The main limitation of the study has to do with the low number of cases treated and the fact that only one patient seems to achieve a complete response (with ‘only’ 4 years of follow-up, but in this disease this is much more than any other treatment has achieved so far). This is an intrinsic limitation that in no way detracts from the quality of the work, which does not claim to be definitive or conclusive.

It is an important study for an indication for which, to date, there is no cure. Work like this, which is different from continuing to test small molecules or conventional chemotherapy, is very relevant.

It is a quality study. Stanford is a leading centre and the study is done with all the necessary quality parameters. They are not talking about an isolated case but about a regulated study that has passed several filters.

It is a different approach based on cell therapy and CARs, which have given very good results in haematological tumours but whose efficacy in solid tumours has yet to be demonstrated.

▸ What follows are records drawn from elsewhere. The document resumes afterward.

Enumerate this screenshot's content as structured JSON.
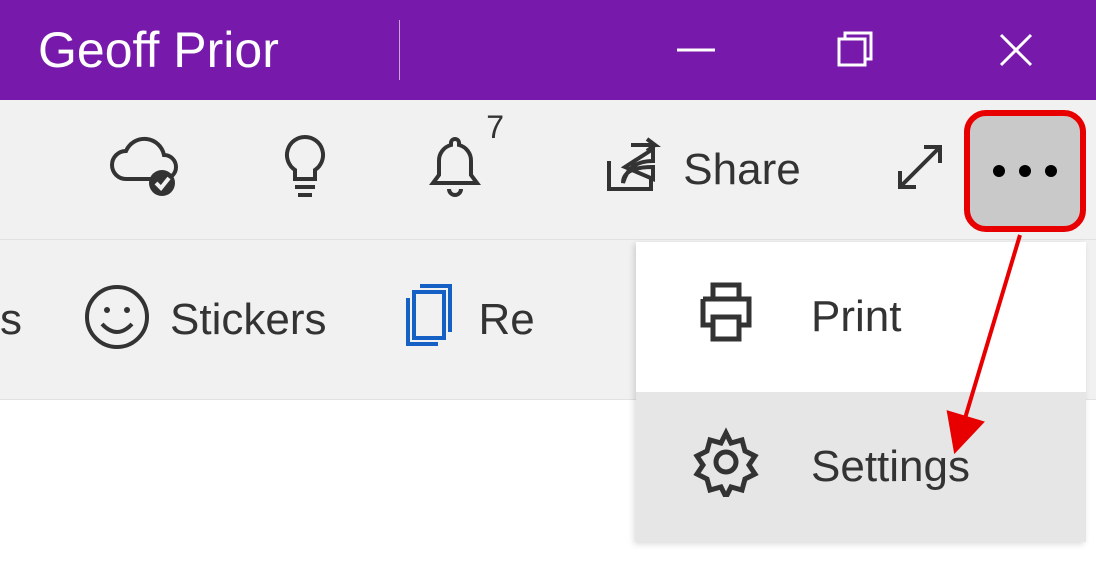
{
  "titlebar": {
    "title": "Geoff Prior"
  },
  "toolbar1": {
    "notification_count": "7",
    "share_label": "Share"
  },
  "toolbar2": {
    "left_fragment": "s",
    "stickers_label": "Stickers",
    "re_fragment": "Re"
  },
  "dropdown": {
    "print_label": "Print",
    "settings_label": "Settings"
  }
}
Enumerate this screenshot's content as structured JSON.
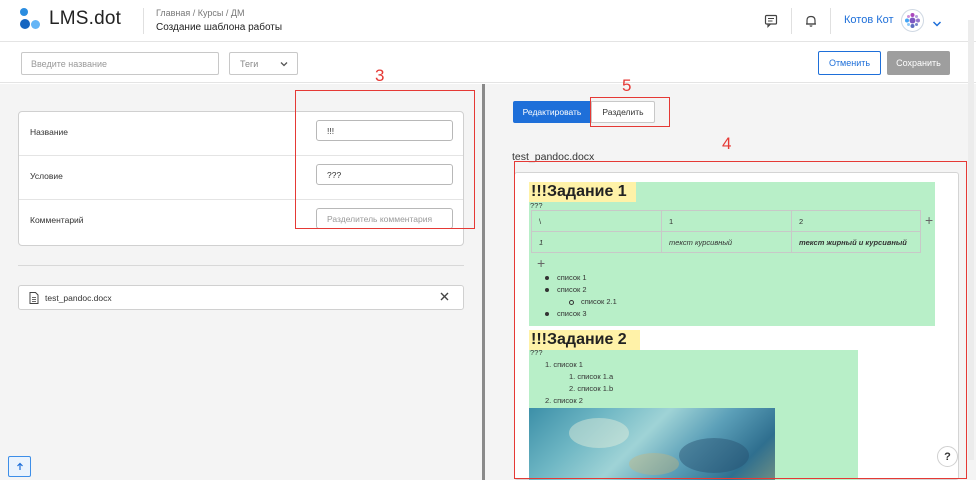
{
  "app": {
    "logo_text": "LMS.dot"
  },
  "header": {
    "breadcrumb": "Главная / Курсы / ДМ",
    "title": "Создание шаблона работы",
    "user_name": "Котов Кот"
  },
  "toolbar": {
    "name_placeholder": "Введите название",
    "tags_label": "Теги",
    "cancel_label": "Отменить",
    "save_label": "Сохранить"
  },
  "fields": [
    {
      "label": "Название",
      "value": "!!!",
      "placeholder": ""
    },
    {
      "label": "Условие",
      "value": "???",
      "placeholder": ""
    },
    {
      "label": "Комментарий",
      "value": "",
      "placeholder": "Разделитель комментария"
    }
  ],
  "file": {
    "name": "test_pandoc.docx"
  },
  "view": {
    "edit_label": "Редактировать",
    "split_label": "Разделить"
  },
  "document": {
    "title": "test_pandoc.docx",
    "task1": {
      "heading": "!!!Задание 1",
      "question": "???",
      "table": [
        [
          "\\",
          "1",
          "2"
        ],
        [
          "1",
          "текст курсивный",
          "текст жирный и курсивный"
        ]
      ],
      "list": [
        "список 1",
        "список 2",
        "список 2.1",
        "список 3"
      ]
    },
    "task2": {
      "heading": "!!!Задание 2",
      "question": "???",
      "list": [
        "1. список 1",
        "1. список 1.a",
        "2. список 1.b",
        "2. список 2"
      ]
    }
  },
  "annotations": {
    "a3": "3",
    "a4": "4",
    "a5": "5"
  },
  "colors": {
    "accent": "#1e6fd9",
    "highlight_green": "#b8efc8",
    "highlight_yellow": "#fff2a8",
    "annotation_red": "#e53935"
  },
  "icons": {
    "comment": "message-square-icon",
    "notifications": "bell-icon",
    "file": "file-icon",
    "close": "close-icon",
    "up": "arrow-up-icon",
    "help": "question-icon"
  }
}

This is a phase I trial that shows that it is possible to approach this type of study in this type of patient. It also shows that we do not have to be afraid of toxicities if we have ways to manage them and they are accompanied by clinical improvement. Finally, the study indicates some efficacy, which opens the door to future trials and raises the need for combinations for this type of tumour.

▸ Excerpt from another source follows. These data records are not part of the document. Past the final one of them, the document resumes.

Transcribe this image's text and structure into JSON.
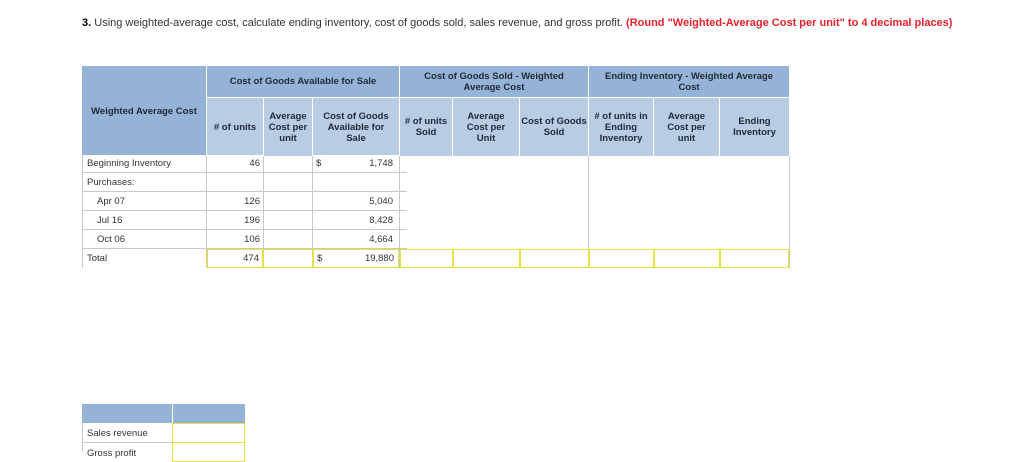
{
  "question": {
    "number": "3.",
    "text": "Using weighted-average cost, calculate ending inventory, cost of goods sold, sales revenue, and gross profit.",
    "note": "(Round \"Weighted-Average Cost per unit\" to 4 decimal places)"
  },
  "table": {
    "corner_label": "Weighted Average Cost",
    "groups": {
      "available": "Cost of Goods Available for Sale",
      "sold": "Cost of Goods Sold - Weighted Average Cost",
      "ending": "Ending Inventory - Weighted Average Cost"
    },
    "columns": {
      "units": "# of units",
      "avg_cost": "Average Cost per unit",
      "cogas": "Cost of Goods Available for Sale",
      "units_sold": "# of units Sold",
      "avg_cost_sold": "Average Cost per Unit",
      "cogs": "Cost of Goods Sold",
      "units_ending": "# of units in Ending Inventory",
      "avg_cost_ending": "Average Cost per unit",
      "ending_inv": "Ending Inventory"
    },
    "rows": [
      {
        "label": "Beginning Inventory",
        "units": "46",
        "dollar": "$",
        "cost": "1,748"
      },
      {
        "label": "Purchases:",
        "units": "",
        "dollar": "",
        "cost": ""
      },
      {
        "label": "Apr 07",
        "units": "126",
        "dollar": "",
        "cost": "5,040"
      },
      {
        "label": "Jul 16",
        "units": "196",
        "dollar": "",
        "cost": "8,428"
      },
      {
        "label": "Oct 06",
        "units": "106",
        "dollar": "",
        "cost": "4,664"
      },
      {
        "label": "Total",
        "units": "474",
        "dollar": "$",
        "cost": "19,880"
      }
    ]
  },
  "summary": {
    "rows": [
      {
        "label": "Sales revenue",
        "value": ""
      },
      {
        "label": "Gross profit",
        "value": ""
      }
    ]
  },
  "colors": {
    "header_dark": "#95b3d7",
    "header_light": "#b8cce4",
    "input_border": "#e7e142",
    "note_red": "#e8202a"
  }
}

The biggest limitation of this study is that patients were highly selected to have good performance status and tumours of adequate size. It will be interesting to see what happens with a more heterogeneous patient population.

The most interesting aspect of the study is that intracavitary locoregional delivery is the way forward. This intracavitary or intratumoral route of administration can optimise CAR-T cell performance against solid tumours with maximum exposure. In the case of intracranial administration, it must be taken into account that inflammation of the tumour (tumouritis) will occur and that there are risks of intracranial hypertension requiring intensive monitoring and treatment if this adverse effect occurs. On the other hand, other side effects such as systemic cytokine release syndromes (cytokine storms) do not occur via this route.

Other groups such as Marcela Maus' group have used the intracranial route in patients with glioblastoma multiforme with encouraging results. We have recently published a review on the local approach in the use of adoptive cell therapy that may be useful.

The work is of high quality, with a careful experimental design and based on very solid preclinical results from the promoter group. Important data on the cell production process as well as on the toxicity and safety profile after intravenous and intracerebral infusion are analysed and obtained.

The study reinforces previously published data on the enormous potential of adoptive cell therapies based on ‘T-lymphocyte redirection’, in particular CAR-T cells, for the treatment of brain tumours. The results represent a real ‘accolade’ for this immunotherapy in terms of safety and efficacy, as it documents a case of complete remission in a patient with diffuse midline glioma, which is an incurable pathology. This study, along with others previously published, demonstrates that this type of adoptive cellular immunotherapies will become the gold standard treatment for brain tumours in the short term, and paves the way for future evolutions of this type of therapy to improve its efficacy.

[In terms of limitations] The observation period in the regressed patient is still too short to draw definitive conclusions. In addition, it is essential to deepen the immunological aspects of the response to accurately determine the persistence and location of CAR-T cells, as well as the type or nature of the induced immune response. This will be key in order to be able to implement therapy and increase response rates.